Tilray Brands, Inc. (NASDAQ:TLRY) recently released its financial results for the first quarter of fiscal 2024, revealing a larger-than-expected loss while surpassing revenue expectations outlined in the Zacks Consensus Estimate.
Over the past quarter, the company’s stock performance showed resilience, with a 41.3% increase, a notable contrast to the industry’s 17.1% downturn. Currently holding a Zacks Rank #3 (Hold), Tilray Brands’ performance has garnered significant attention.
Key Q1 Highlights
Tilray Brands disclosed a quarterly loss of 10 cents per share, surpassing the Zacks Consensus Estimate of a 5-cent loss. However, it’s important to note that the company’s performance in this regard has improved since the prior year when it reported a loss of 13 cents per share.
Total revenues painted a positive picture, rising by 15% year-over-year to reach $177 million, exceeding the consensus estimate of $175 million. Within this revenue stream, cannabis net revenues also experienced a boost, increasing by 20% to $70 million. Moreover, net cannabis revenues reached $71 million for the quarter, marking a substantial 22% rise when measured in constant currency terms. Beverage alcohol net revenues were not far behind, showing a 17% increase to $24 million. Distribution net revenues also played their part, growing by 14% to $69 million, and on a constant-currency basis, distribution revenues amounted to $67 million, representing an 11% increase from the prior-year quarter.
While the financial results showed promising revenue growth, the adjusted gross profit for the quarter stood at $49 million, with the adjusted gross margin contracting by 400 basis points to 28% when compared to the prior-year quarter.
Adjusted EBITDA for the period amounted to $11.4 million, down from $13.5 million in the prior-year quarter. This decline was primarily attributed to the absence of HEXO advisory fee revenues recorded in the previous year.
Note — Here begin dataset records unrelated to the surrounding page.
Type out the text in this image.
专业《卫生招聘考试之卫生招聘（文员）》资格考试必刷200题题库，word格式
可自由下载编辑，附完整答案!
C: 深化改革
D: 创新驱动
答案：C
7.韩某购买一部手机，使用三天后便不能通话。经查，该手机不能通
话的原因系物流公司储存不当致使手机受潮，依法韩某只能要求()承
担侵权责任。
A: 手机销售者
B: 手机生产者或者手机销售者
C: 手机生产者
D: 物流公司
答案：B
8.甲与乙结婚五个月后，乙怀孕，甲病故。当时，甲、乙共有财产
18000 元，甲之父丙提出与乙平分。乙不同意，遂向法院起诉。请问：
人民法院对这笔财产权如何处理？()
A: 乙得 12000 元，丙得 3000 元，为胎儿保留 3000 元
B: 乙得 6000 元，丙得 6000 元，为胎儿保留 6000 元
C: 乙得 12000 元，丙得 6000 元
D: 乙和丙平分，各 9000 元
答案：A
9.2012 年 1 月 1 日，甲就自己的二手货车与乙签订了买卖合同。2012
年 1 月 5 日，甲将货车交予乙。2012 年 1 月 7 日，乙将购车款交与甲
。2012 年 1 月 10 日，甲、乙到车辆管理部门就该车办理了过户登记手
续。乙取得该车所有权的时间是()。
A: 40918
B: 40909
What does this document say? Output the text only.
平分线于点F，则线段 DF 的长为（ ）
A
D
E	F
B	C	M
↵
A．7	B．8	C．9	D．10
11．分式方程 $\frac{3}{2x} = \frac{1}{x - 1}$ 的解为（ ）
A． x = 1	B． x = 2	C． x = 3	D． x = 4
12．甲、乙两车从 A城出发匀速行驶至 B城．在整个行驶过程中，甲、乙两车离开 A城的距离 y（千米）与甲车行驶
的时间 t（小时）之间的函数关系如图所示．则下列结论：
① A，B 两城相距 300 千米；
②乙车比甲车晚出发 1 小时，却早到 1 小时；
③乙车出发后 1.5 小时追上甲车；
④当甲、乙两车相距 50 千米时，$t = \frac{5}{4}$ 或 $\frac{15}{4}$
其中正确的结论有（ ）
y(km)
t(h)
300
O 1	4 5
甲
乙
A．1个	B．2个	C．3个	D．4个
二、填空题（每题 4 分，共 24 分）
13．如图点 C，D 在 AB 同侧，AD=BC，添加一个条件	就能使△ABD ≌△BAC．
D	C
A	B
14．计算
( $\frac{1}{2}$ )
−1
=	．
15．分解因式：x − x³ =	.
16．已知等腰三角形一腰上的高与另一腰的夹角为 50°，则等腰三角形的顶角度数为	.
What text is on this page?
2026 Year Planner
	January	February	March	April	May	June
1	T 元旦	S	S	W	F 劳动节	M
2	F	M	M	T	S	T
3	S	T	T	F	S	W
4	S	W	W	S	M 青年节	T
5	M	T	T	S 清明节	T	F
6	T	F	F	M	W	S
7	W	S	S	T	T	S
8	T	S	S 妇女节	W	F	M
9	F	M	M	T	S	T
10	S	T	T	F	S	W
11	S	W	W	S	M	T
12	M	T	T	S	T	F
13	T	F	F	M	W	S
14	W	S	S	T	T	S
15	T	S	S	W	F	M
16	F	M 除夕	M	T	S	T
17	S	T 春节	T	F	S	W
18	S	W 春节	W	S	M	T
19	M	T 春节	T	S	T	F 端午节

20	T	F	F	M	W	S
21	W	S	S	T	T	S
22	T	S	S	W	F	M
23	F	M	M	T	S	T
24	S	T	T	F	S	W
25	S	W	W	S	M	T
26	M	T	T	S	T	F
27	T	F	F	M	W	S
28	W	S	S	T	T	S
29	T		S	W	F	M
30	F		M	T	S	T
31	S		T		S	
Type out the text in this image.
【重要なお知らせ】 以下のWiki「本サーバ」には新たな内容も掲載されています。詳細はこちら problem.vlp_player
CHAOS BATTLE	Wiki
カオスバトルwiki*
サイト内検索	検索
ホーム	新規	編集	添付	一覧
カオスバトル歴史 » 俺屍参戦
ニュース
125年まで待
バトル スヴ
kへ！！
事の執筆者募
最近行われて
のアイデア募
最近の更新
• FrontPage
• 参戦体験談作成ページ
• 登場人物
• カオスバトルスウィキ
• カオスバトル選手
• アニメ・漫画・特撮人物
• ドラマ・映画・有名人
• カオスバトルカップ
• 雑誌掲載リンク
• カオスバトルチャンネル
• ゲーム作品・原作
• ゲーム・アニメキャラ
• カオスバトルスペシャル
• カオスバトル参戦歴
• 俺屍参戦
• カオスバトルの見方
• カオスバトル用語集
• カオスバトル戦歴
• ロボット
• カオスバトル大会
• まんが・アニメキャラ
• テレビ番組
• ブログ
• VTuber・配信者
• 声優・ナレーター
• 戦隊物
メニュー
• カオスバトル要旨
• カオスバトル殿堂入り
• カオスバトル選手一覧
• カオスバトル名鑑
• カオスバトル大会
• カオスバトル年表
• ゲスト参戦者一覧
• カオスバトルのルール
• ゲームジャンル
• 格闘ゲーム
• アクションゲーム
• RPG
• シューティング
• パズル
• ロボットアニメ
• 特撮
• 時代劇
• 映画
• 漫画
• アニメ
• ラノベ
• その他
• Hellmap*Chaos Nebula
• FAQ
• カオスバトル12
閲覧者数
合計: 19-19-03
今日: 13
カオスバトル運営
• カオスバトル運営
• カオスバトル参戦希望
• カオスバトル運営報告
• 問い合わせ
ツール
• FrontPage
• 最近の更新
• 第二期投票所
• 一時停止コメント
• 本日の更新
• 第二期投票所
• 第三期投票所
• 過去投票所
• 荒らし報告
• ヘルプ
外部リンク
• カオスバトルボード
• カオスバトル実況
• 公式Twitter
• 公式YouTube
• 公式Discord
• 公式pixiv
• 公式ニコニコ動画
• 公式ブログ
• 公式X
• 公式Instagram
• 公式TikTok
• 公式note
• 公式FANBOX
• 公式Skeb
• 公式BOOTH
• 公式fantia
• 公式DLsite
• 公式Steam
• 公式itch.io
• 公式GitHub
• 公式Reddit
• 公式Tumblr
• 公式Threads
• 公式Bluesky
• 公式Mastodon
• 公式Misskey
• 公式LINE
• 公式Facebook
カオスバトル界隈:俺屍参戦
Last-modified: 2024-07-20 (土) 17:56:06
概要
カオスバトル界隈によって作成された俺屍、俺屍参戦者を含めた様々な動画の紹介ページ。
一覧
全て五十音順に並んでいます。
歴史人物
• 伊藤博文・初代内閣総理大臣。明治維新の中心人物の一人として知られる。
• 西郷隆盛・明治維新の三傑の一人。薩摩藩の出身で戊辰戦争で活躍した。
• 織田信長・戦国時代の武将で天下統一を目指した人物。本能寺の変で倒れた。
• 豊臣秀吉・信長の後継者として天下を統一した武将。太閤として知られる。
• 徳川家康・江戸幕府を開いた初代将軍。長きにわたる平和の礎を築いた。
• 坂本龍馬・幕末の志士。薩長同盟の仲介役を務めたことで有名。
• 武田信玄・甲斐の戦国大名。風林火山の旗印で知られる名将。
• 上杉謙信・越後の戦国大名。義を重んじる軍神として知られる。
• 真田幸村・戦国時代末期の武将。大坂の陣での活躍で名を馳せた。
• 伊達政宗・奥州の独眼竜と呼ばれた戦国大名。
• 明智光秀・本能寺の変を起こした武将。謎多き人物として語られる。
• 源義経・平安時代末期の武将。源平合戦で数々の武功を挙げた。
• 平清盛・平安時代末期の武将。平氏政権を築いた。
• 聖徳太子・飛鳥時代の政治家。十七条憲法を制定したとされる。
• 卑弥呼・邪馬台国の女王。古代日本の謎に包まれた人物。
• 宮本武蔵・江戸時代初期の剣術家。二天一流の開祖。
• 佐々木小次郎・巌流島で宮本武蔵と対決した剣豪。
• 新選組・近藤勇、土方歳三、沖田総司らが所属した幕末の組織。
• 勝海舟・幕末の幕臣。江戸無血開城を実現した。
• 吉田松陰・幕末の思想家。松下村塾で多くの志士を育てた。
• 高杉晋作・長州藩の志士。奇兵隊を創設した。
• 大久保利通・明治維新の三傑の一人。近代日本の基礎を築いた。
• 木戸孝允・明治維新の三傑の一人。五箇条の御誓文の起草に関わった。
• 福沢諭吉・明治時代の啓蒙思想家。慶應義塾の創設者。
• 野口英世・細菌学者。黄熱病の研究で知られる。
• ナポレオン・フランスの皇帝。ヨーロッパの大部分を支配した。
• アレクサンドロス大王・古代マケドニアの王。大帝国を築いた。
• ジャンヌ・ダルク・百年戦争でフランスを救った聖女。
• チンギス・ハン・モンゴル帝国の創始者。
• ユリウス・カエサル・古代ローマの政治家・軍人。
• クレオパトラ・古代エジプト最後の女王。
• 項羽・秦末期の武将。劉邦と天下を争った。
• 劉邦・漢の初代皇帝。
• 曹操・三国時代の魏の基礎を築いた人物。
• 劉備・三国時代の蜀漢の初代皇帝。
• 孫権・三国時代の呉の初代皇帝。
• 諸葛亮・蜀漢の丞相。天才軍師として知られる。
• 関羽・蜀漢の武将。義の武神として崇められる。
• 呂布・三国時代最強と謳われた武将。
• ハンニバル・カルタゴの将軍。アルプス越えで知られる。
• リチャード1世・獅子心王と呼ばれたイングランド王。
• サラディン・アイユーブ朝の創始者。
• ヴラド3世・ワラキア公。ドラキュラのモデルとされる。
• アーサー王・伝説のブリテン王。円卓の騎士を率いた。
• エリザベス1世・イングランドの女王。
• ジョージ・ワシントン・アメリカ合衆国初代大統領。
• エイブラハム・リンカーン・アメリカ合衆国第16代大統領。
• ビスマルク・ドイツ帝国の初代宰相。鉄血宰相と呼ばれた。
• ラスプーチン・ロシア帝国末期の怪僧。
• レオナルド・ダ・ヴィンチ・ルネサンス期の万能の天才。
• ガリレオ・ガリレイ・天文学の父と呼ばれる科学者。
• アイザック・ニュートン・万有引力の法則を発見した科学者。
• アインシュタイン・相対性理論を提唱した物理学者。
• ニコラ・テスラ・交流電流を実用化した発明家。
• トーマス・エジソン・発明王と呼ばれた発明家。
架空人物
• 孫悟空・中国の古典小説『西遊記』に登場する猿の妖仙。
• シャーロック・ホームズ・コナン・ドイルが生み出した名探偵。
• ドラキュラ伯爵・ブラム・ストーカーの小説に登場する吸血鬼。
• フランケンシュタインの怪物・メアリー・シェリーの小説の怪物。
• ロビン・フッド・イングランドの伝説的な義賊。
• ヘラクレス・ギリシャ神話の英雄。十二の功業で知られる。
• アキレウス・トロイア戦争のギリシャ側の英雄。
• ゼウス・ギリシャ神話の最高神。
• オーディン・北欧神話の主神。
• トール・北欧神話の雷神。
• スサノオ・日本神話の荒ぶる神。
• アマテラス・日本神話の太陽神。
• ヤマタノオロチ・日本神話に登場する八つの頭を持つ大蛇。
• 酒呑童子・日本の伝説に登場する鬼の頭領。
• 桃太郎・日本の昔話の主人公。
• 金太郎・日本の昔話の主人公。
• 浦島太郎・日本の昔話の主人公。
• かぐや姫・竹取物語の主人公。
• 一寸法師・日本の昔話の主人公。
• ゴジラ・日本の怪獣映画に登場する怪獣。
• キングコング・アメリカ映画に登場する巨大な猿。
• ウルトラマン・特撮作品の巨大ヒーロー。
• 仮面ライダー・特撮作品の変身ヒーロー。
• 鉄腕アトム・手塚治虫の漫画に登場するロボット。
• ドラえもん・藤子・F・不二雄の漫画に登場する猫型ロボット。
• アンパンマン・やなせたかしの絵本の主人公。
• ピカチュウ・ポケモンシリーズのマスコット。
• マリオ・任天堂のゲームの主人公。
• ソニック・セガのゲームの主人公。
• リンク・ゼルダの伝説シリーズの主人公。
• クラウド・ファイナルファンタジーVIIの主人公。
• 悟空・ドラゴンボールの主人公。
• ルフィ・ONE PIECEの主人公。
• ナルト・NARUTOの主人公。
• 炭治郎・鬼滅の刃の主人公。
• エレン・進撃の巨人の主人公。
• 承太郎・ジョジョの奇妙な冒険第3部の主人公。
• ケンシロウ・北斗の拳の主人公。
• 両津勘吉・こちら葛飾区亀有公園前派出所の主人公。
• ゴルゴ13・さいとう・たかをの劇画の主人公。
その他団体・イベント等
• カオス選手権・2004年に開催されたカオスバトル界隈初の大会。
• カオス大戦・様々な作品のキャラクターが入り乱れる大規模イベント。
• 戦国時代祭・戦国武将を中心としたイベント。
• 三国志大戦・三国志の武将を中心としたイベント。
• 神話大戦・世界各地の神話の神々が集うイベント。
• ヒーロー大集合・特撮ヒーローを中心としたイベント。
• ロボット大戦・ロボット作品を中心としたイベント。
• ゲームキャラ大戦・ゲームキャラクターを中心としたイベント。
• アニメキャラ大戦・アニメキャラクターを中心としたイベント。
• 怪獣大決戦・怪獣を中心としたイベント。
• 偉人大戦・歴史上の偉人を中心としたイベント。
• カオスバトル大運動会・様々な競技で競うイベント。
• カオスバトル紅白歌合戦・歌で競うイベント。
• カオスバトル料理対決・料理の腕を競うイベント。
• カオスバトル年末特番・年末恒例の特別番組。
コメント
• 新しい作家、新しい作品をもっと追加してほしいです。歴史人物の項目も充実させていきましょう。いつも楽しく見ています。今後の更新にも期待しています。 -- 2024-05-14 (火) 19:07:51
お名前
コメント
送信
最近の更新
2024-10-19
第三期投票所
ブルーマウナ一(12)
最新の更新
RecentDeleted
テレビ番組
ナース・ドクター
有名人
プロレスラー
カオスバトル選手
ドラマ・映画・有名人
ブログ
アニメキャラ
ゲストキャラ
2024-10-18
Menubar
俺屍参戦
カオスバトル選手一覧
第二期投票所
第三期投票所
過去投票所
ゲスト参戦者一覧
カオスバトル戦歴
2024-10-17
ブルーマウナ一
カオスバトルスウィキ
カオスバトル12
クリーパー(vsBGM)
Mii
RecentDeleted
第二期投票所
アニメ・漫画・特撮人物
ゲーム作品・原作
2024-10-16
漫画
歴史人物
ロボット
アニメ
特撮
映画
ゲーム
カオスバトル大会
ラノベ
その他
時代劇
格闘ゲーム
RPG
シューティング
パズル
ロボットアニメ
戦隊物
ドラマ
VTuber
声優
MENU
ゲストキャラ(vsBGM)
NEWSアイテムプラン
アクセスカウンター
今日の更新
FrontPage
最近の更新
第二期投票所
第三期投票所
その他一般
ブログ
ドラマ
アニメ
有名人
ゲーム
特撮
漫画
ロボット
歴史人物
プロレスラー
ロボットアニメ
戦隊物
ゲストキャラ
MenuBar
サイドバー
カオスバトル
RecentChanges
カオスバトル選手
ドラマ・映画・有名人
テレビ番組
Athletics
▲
The company celebrated an annualized run-rate savings of $17.1 million, associated with the $27 million synergy plan connected to the HEXO acquisition. Tilray Brands is confident in its integration plan and sees HEXO as a successful acquisition. Additionally, the company has achieved $6.8 million in annualized run-rate savings linked to an $8 million cost reduction plan implemented in Europe.
Other Financial Aspects
At the close of the reported quarter, Tilray Brands held cash and cash equivalents of $177.5 million, net accounts receivable of $82.1 million, and stockholders’ equity totaling $3,379.4 million, not including non-controlling interest of $22.2 million.
Outlook
Management has reiterated its outlook for the fiscal year ending May 31, 2024, with adjusted EBITDA projected to be in the range of $68 million to $78 million, indicating growth in the range of 11% to 27% compared to fiscal 2023. Additionally, the company anticipates generating positive adjusted free cash flow.